Sérgio Almeida: «Do peso da solidão ao lugar do vazio» - crítica a O Tamanho Do Mundo

Do peso da solidão ao lugar do vazio

António Lobo Antunes regressa à publicação com um romance assolado pelo desamparo. Em "O Tamanho do Mundo", a narrativa assenta numa multidão de vozes que (re)clama pela atenção devida.


A cada romance - e são já 30 -, António Lobo Antunes faz por erguer um universo ficcional com o qual procura colocar-se continuamente em causa, mesmo que, por força do domínio narrativo extremo, possa aparentar não sair da sua zona de conforto, daí nascendo a redutora visão de que escreve infatigavelmente sempre o mesmo livro.

Em "O Tamanho do Mundo", essa ambivalência é mais uma vez notória, com um fluir narrativo hipnótico que encandeia o leitor por uma atmosfera sombria e não raras vezes desoladora. Mas todo esse desamparo é sublimado pela força extrema da linguagem do autor do recente "Diccionário da Linguagem das Flores", capaz de alumiar até as trevas que tão diligentemente cria nos seus romances.

Um estado de alma em concreto atravessa este romance: a solidão. Omnipresente, ela «mede-se pelos estalos dos móveis à noite». O seu ranger inconfundível faz despertar memórias que nos esforçamos em vão por esquecer, agiganta objetos adormecidos e desperta inseguranças ocultas à luz dos dias.

Dedicado à memória dos seus irmãos João e Pedro («porque toda a vida fizemos chichi juntos, lado a lado, para a cascata do jardim», escreve), "O Tamanho do Mundo" é narrado por um conjunto de vozes que (re)clamam pela atenção devida.

Um velho empresário que se apercebe tardiamente de que os proventos materiais não são garantia de felicidade, muito menos de repouso. A sua filha, a quem as reminiscências de um passado doloroso insistem em provocar danos no presente. A cuidadora, incapaz de exercer a sua atividade sem uma míngua de afetos.
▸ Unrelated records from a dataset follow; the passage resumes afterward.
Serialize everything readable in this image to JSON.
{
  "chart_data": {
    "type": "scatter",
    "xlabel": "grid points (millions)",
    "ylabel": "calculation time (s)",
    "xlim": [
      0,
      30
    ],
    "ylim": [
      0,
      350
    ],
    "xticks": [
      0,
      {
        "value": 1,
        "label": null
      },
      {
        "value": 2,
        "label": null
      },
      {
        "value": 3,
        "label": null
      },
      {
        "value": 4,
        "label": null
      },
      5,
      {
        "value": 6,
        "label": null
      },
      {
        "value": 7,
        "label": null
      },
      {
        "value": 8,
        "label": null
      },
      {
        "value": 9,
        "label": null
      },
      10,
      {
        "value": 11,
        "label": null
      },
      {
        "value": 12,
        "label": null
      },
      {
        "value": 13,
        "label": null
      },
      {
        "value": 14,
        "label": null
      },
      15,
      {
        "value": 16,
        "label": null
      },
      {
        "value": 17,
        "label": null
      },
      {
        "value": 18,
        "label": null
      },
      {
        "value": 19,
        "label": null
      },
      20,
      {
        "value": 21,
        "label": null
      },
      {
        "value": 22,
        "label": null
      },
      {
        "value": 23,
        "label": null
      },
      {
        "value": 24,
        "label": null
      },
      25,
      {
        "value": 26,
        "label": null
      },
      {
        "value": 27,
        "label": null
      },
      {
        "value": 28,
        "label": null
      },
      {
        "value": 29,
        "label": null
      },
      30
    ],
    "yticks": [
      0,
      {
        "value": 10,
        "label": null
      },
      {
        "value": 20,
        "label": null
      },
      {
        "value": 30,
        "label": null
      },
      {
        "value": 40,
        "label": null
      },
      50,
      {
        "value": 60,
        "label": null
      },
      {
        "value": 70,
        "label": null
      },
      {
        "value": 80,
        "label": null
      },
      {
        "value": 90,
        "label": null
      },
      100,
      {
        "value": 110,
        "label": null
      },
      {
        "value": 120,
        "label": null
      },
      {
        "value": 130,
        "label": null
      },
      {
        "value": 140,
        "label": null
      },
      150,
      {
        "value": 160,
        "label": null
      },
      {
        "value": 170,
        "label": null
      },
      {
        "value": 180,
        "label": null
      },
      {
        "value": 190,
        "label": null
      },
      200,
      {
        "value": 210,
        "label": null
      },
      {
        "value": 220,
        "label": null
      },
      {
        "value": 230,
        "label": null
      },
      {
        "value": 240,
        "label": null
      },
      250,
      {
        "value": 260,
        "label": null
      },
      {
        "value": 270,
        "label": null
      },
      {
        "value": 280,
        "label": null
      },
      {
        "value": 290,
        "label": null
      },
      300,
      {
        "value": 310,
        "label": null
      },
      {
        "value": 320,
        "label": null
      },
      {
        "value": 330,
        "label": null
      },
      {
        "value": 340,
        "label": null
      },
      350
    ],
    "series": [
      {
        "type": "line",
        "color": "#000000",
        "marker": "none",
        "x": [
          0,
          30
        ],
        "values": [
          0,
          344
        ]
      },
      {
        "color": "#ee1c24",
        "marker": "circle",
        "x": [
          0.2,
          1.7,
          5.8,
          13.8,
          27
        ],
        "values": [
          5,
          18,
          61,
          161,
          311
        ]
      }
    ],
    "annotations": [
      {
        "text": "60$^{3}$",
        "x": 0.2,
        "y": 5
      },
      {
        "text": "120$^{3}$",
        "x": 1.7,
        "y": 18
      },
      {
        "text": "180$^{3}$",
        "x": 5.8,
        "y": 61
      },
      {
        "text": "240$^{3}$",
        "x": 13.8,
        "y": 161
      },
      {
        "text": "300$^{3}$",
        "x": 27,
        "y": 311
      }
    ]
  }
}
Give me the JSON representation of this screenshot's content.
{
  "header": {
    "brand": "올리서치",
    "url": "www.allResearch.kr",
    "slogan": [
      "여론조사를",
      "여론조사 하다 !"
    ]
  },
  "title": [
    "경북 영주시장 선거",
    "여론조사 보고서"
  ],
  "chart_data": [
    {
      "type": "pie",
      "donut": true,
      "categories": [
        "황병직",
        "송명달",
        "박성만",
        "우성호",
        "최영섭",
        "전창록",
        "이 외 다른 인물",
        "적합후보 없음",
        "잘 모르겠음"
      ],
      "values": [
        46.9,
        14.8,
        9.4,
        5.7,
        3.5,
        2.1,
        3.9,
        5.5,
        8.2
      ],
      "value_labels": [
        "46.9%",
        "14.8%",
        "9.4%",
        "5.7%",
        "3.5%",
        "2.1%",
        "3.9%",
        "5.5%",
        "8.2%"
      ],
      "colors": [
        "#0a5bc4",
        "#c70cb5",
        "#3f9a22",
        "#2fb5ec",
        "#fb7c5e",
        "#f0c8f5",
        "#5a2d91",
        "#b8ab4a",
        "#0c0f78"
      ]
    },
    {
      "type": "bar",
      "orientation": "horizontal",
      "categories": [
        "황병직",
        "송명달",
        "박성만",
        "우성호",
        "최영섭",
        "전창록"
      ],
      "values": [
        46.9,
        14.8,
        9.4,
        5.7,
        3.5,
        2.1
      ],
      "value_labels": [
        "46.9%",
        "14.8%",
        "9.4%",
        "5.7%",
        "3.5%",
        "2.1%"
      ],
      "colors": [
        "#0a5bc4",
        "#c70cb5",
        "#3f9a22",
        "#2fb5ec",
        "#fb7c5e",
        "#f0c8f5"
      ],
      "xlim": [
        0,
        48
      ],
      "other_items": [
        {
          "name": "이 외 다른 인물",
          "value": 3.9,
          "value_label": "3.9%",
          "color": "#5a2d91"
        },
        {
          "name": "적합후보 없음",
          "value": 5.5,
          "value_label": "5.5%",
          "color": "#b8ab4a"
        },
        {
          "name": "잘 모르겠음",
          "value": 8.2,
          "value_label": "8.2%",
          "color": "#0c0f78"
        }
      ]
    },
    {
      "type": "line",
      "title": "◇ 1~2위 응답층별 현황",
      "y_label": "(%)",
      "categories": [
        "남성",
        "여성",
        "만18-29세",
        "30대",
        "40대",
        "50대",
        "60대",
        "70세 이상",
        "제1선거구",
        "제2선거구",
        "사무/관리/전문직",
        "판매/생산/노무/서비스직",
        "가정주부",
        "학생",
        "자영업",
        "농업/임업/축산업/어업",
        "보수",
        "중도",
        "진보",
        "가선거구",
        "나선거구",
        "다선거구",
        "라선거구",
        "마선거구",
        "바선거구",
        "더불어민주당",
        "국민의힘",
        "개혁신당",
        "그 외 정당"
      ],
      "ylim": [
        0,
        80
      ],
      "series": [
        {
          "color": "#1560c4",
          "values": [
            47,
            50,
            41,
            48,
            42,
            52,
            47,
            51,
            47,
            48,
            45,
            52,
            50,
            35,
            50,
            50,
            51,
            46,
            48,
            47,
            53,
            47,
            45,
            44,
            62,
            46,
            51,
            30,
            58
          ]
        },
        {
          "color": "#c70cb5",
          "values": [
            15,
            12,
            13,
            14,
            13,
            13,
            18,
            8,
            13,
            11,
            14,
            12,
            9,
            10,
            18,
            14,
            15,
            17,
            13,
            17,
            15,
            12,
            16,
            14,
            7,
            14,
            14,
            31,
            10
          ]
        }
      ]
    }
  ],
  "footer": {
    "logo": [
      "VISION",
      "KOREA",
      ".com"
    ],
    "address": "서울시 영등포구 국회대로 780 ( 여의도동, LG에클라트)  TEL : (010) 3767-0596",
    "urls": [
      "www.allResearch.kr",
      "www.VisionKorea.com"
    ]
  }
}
O seu namorado, ávido em tirar partido de qualquer benefício que a vida lhe possa dar, ainda que à margem da lei.

Com visões e propósitos muito distintos, cada um destes seres é, afinal, um refém da sua própria condição errática. Esbraceja inutilmente a pedir auxílio perante a indiferença geral, restando-lhe construir um território mental autónomo para que consiga lidar com menor dificuldade perante a voragem do quotidiano.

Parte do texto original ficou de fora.